화학공학소재연구정보센터
Energy & Fuels, Vol.25, No.6, 2526-2541, 2011
Theoretical Study of the sigma-pi and pi-pi Interactions in Heteroaromatic Monocyclic Molecular Complexes of Benzene, Pyridine, and Thiophene Dimers: Implications on the Resin-Asphaltene Stability in Crude Oil
Asphaltenes are molecular structures that are composed of polyaromatic and polyheteroaromatic condensed nuclei, where benzene, pyridine, and thiophene rings are the smallest basic structural units. A deep understanding of the electronic features governing the interaction between these primary units is essential for subsequent rationalization of the nature of larger scale inter- and intramolecular interactions between asphaltenes, which could help to enrich the knowledge of why these compounds tend to aggregate and then to flocculate in oil operation processes.
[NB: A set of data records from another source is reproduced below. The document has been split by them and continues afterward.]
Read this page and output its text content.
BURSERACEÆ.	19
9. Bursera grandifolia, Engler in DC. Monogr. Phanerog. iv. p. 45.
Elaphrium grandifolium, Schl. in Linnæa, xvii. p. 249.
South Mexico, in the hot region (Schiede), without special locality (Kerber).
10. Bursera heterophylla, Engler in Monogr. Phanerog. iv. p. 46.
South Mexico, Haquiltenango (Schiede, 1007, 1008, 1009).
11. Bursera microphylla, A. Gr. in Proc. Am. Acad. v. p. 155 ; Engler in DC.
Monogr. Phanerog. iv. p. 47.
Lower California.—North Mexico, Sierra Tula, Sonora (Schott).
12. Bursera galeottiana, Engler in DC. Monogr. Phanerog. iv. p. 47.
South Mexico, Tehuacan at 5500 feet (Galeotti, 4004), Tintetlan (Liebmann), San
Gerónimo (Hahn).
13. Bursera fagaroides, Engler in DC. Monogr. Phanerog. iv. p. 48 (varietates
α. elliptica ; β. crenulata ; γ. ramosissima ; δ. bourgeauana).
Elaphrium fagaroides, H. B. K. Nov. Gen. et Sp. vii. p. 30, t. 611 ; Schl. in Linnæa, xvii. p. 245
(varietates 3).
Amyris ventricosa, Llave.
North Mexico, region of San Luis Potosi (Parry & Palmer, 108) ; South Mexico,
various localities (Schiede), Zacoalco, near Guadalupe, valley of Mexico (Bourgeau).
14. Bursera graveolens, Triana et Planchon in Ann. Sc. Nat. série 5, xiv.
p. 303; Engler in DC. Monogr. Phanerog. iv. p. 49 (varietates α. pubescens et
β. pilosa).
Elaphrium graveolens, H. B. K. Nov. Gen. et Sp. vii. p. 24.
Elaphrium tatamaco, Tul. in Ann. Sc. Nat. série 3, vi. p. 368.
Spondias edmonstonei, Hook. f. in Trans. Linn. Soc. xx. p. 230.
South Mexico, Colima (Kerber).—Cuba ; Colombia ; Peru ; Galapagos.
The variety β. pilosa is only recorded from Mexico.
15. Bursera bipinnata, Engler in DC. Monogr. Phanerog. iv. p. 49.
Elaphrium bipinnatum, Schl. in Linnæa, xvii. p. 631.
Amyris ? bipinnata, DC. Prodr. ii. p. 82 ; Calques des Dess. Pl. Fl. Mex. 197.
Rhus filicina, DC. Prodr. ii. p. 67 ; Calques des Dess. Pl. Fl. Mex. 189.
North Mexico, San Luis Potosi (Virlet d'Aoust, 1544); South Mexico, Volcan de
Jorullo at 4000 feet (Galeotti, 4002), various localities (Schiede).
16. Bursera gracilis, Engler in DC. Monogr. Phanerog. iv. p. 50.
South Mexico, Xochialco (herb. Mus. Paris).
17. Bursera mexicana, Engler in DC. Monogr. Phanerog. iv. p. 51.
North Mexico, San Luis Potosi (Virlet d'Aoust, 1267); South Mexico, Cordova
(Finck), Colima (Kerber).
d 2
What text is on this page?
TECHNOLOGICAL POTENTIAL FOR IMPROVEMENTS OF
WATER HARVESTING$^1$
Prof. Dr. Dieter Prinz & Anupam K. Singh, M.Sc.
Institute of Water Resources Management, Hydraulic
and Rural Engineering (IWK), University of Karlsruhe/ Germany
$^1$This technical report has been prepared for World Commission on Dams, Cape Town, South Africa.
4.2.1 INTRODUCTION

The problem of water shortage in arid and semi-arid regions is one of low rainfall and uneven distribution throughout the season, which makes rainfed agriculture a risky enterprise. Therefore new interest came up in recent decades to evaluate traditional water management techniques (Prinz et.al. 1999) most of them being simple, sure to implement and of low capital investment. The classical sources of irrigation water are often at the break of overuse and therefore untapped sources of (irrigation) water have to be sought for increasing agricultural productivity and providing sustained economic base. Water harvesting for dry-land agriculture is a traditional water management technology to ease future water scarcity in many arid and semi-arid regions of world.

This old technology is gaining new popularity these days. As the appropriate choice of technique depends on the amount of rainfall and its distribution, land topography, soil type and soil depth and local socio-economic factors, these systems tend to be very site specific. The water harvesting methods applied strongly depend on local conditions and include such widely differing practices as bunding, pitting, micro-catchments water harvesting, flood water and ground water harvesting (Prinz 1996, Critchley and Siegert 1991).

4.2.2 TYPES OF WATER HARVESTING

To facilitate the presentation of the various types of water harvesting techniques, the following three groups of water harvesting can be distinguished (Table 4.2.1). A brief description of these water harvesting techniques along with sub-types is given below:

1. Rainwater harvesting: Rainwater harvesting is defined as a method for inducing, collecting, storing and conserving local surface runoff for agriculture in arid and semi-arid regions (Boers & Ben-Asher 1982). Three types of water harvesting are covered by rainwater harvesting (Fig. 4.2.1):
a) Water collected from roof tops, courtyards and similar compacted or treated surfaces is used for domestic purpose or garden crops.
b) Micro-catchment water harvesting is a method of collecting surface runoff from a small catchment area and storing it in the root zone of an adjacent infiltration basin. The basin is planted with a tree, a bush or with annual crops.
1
In this work, we study the intermolecular interaction potentials of benzene-benzene, thiophene-thiophene, pyridine-pyridine, benzene-pyridine, benzene-thiophene, and pyridine-thiophene molecular complexes by using the self-consistent generalized gradient approximation density functional theory with the Perdew-Wang 91 functional (DFT/GGA PW91) in conjunction with the DNP double numerical basis set. In order to understand the dominant electronic interaction of these complexes in terms of the sigma-pi and pi-pi electronic interactions, the three most important structural conformations (parallel, antiparallel, and T-shaped) were chosen. These calculations were performed with the DMol3Materials Studio 4.0 program. It was found that the results of the interaction energies calculated with DFT/GGA PW91 are consistent with those reported in the literature for benzene and thiophene dimers. To gain insight about the stability of the studied complexes, their molecular interaction polarizability was evaluated at the PW91PW91/6-31+G(d,p) level of theory. This property allowed us to explain the attraction and repulsion that occur in these dimer formation processes. These statements were also corroborated at the MP2 and MP4 levels of theory for benzene, pyridine, and thiophene homodimer parallel conformations. Additional CCSD/6-31+G(d,p) calculations were performed for the interaction energies of these dimers. To correlate these findings with the stability of crude oil, a real asphaltene and resin dimer complex structure was fully optimized at the PW91/DNP level. The results of interaction energy, which is in good agreement with the value predicted in the literature, and the large value of the interaction polarizability allowed us to explain the stability of these systems.